A recent piece by freelance journalist Sam Quinones in the NY
Times talked about a unique approach taking place in Kentucky at the Kenton
County Detention Center; namely a unit in the jail providing longer term
treatment for addiction.
The thinking there is that new treatment centers are more
difficult and expensive to build and with insurance and funding for treatment
that much harder to come by given the posture of the administration in DC,
jails are the point of contact and the intersection for the addicted and the
one place where it’s possible to provide a less expensive approach to the
crisis.
This thinking makes sense. A significant number of those
being arrested are addicts and the idea is to use jail, which is the common
landing spot, as the foundation for treatment rather than punishment. This is
wall-to-wall treatment, just as it would be in an inpatient setting.

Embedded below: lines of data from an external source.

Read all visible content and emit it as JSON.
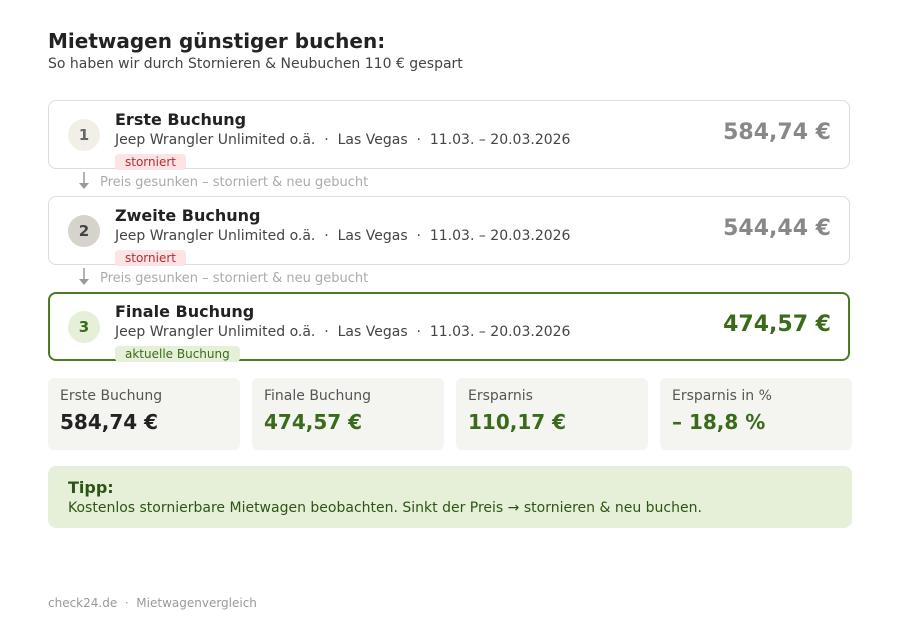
{
  "header": {
    "title": "Mietwagen günstiger buchen:",
    "subtitle": "So haben wir durch Stornieren & Neubuchen 110 € gespart"
  },
  "bookings": [
    {
      "number": "1",
      "title": "Erste Buchung",
      "details": "Jeep Wrangler Unlimited o.ä.  ·  Las Vegas  ·  11.03. – 20.03.2026",
      "price": "584,74 €",
      "badge": "storniert"
    },
    {
      "number": "2",
      "title": "Zweite Buchung",
      "details": "Jeep Wrangler Unlimited o.ä.  ·  Las Vegas  ·  11.03. – 20.03.2026",
      "price": "544,44 €",
      "badge": "storniert"
    },
    {
      "number": "3",
      "title": "Finale Buchung",
      "details": "Jeep Wrangler Unlimited o.ä.  ·  Las Vegas  ·  11.03. – 20.03.2026",
      "price": "474,57 €",
      "badge": "aktuelle Buchung"
    }
  ],
  "connectors": [
    "Preis gesunken – storniert & neu gebucht",
    "Preis gesunken – storniert & neu gebucht"
  ],
  "stats": [
    {
      "label": "Erste Buchung",
      "value": "584,74 €"
    },
    {
      "label": "Finale Buchung",
      "value": "474,57 €"
    },
    {
      "label": "Ersparnis",
      "value": "110,17 €"
    },
    {
      "label": "Ersparnis in %",
      "value": "– 18,8 %"
    }
  ],
  "tip": {
    "title": "Tipp:",
    "text": "Kostenlos stornierbare Mietwagen beobachten. Sinkt der Preis → stornieren & neu buchen."
  },
  "footer": {
    "text": "check24.de  ·  Mietwagenvergleich"
  }
}
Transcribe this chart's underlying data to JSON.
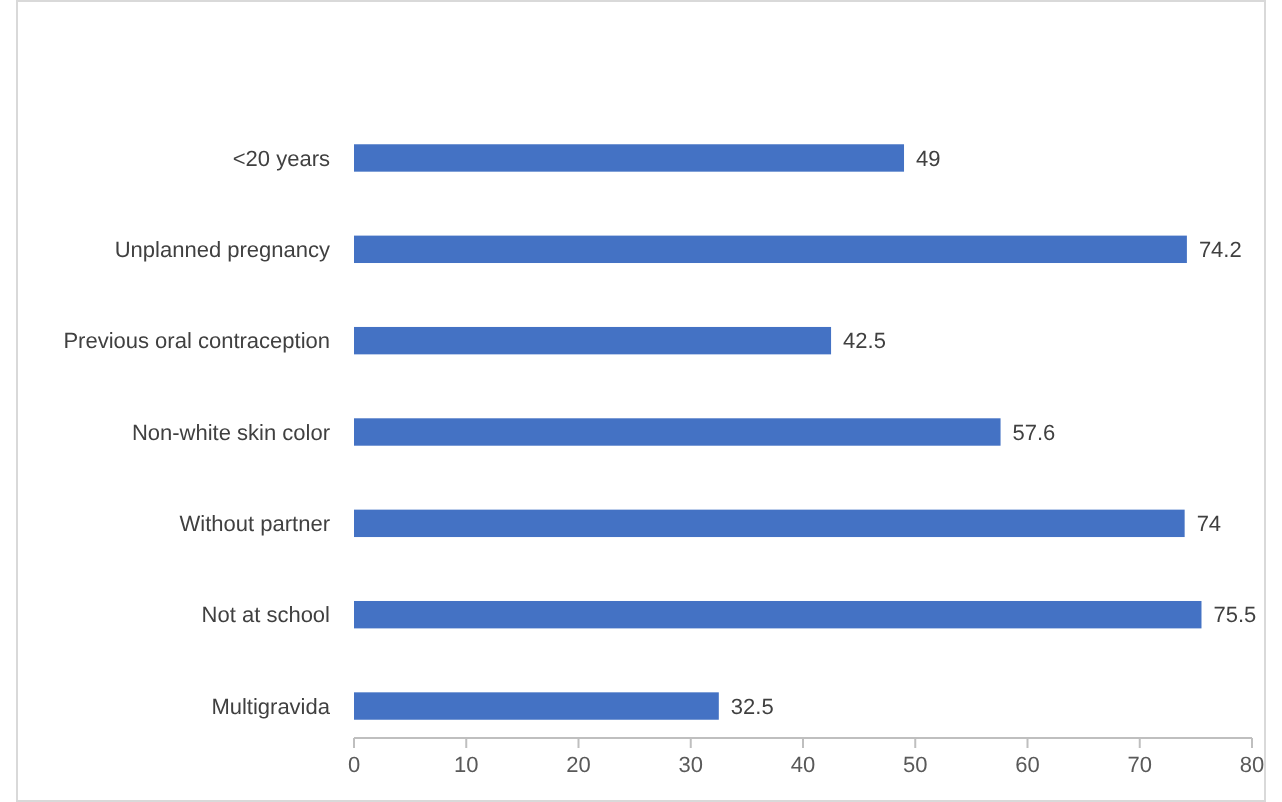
{
  "chart_data": {
    "type": "bar",
    "orientation": "horizontal",
    "categories": [
      "<20 years",
      "Unplanned pregnancy",
      "Previous oral contraception",
      "Non-white skin color",
      "Without partner",
      "Not at school",
      "Multigravida"
    ],
    "values": [
      49,
      74.2,
      42.5,
      57.6,
      74,
      75.5,
      32.5
    ],
    "color": "#4472c4",
    "xlim": [
      0,
      80
    ],
    "xticks": [
      0,
      10,
      20,
      30,
      40,
      50,
      60,
      70,
      80
    ],
    "grid": false,
    "data_labels": true
  }
}
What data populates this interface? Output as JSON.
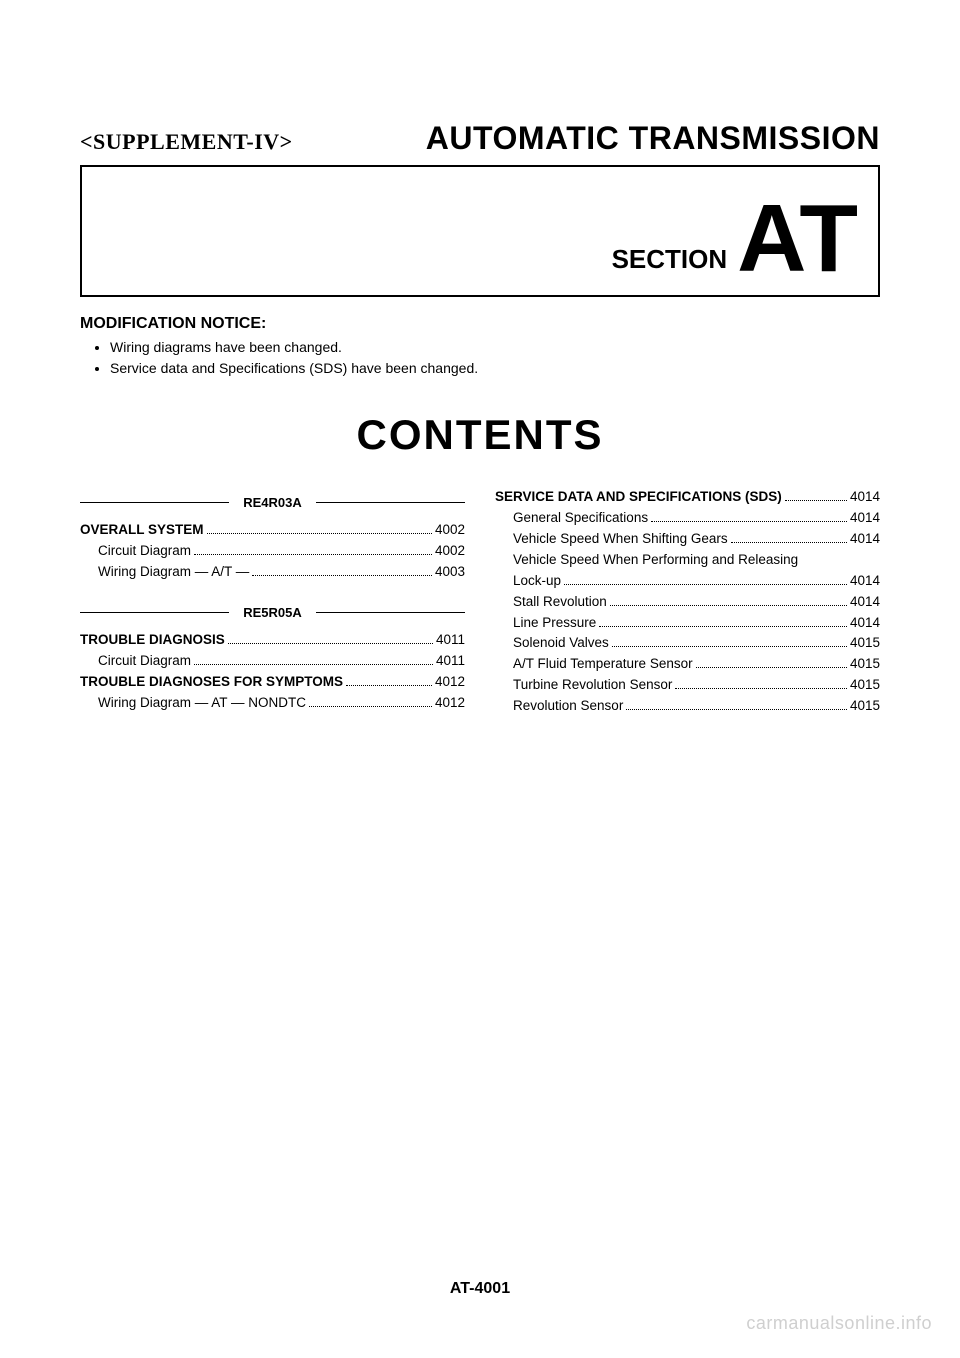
{
  "header": {
    "supplement": "<SUPPLEMENT-IV>",
    "title": "AUTOMATIC TRANSMISSION",
    "section_label": "SECTION",
    "section_code": "AT"
  },
  "notice": {
    "title": "MODIFICATION NOTICE:",
    "items": [
      "Wiring diagrams have been changed.",
      "Service data and Specifications (SDS) have been changed."
    ]
  },
  "contents_title": "CONTENTS",
  "left": {
    "group1": {
      "heading": "RE4R03A",
      "lines": [
        {
          "bold": true,
          "indent": 0,
          "text": "OVERALL SYSTEM",
          "page": "4002"
        },
        {
          "bold": false,
          "indent": 1,
          "text": "Circuit Diagram",
          "page": "4002"
        },
        {
          "bold": false,
          "indent": 1,
          "text": "Wiring Diagram — A/T —",
          "page": "4003"
        }
      ]
    },
    "group2": {
      "heading": "RE5R05A",
      "lines": [
        {
          "bold": true,
          "indent": 0,
          "text": "TROUBLE DIAGNOSIS",
          "page": "4011"
        },
        {
          "bold": false,
          "indent": 1,
          "text": "Circuit Diagram",
          "page": "4011"
        },
        {
          "bold": true,
          "indent": 0,
          "text": "TROUBLE DIAGNOSES FOR SYMPTOMS",
          "page": "4012"
        },
        {
          "bold": false,
          "indent": 1,
          "text": "Wiring Diagram — AT — NONDTC",
          "page": "4012"
        }
      ]
    }
  },
  "right": {
    "lines": [
      {
        "bold": true,
        "indent": 0,
        "text": "SERVICE DATA AND SPECIFICATIONS (SDS)",
        "page": "4014"
      },
      {
        "bold": false,
        "indent": 1,
        "text": "General Specifications",
        "page": "4014"
      },
      {
        "bold": false,
        "indent": 1,
        "text": "Vehicle Speed When Shifting Gears",
        "page": "4014"
      },
      {
        "bold": false,
        "indent": 1,
        "text": "Vehicle Speed When Performing and Releasing",
        "page": ""
      },
      {
        "bold": false,
        "indent": 1,
        "text": "Lock-up",
        "page": "4014"
      },
      {
        "bold": false,
        "indent": 1,
        "text": "Stall Revolution",
        "page": "4014"
      },
      {
        "bold": false,
        "indent": 1,
        "text": "Line Pressure",
        "page": "4014"
      },
      {
        "bold": false,
        "indent": 1,
        "text": "Solenoid Valves",
        "page": "4015"
      },
      {
        "bold": false,
        "indent": 1,
        "text": "A/T Fluid Temperature Sensor",
        "page": "4015"
      },
      {
        "bold": false,
        "indent": 1,
        "text": "Turbine Revolution Sensor",
        "page": "4015"
      },
      {
        "bold": false,
        "indent": 1,
        "text": "Revolution Sensor",
        "page": "4015"
      }
    ]
  },
  "footer": "AT-4001",
  "watermark": "carmanualsonline.info"
}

The idea is that this type of intervention, taking place at
the jail level, may well be the thing to keep an inmate whose primary issue is
addiction, with or without mental health issues, from graduating up to the level
of state prison time.
As we get set to embark on building a new county jail
facility, why not take this as an opportunity to “design in” this approach to
treatment for those whose primary problem is addiction? This opportunity comes
just as we’re getting the initial results on bail reform and that has
implications.
Recall that statewide, with bail reform in place, the jail
population has declined by roughly 20%. Here in the Cumberland-Gloucester-Salem
area, jail populations have dropped by 6%, 39% and 45% respectively. Why not
use that freed-up capacity in other ways?
In the Kentucky program, there is instruction on
criminal-addictive thinking, 12-step programs, overdose resuscitation training,
physical exercise, counseling, prayer and meditation, inmate self-governance,
extensive writing assignments, GED classes, and beds made military style.
As the article points out, recovery is messy. In follow-up visits
one year out on 339 inmates who went through the program, 70% were NOT
incarcerated, 68% were employed, 86% had housing, and 50% reported
significantly less drug use.
I think we can all agree that with $800k a year in repairs
and maintenance on the current jail, we need a new facility. Using this as a
springboard, and in light of the 7 suicides that took place in the jail in
recent years, baking treatment for addiction and mental health services into this
cake is a discussion worth having.
Since we’re not going to arrest our way out of this crisis,
let’s try a new model- in a new facility- that appears to work.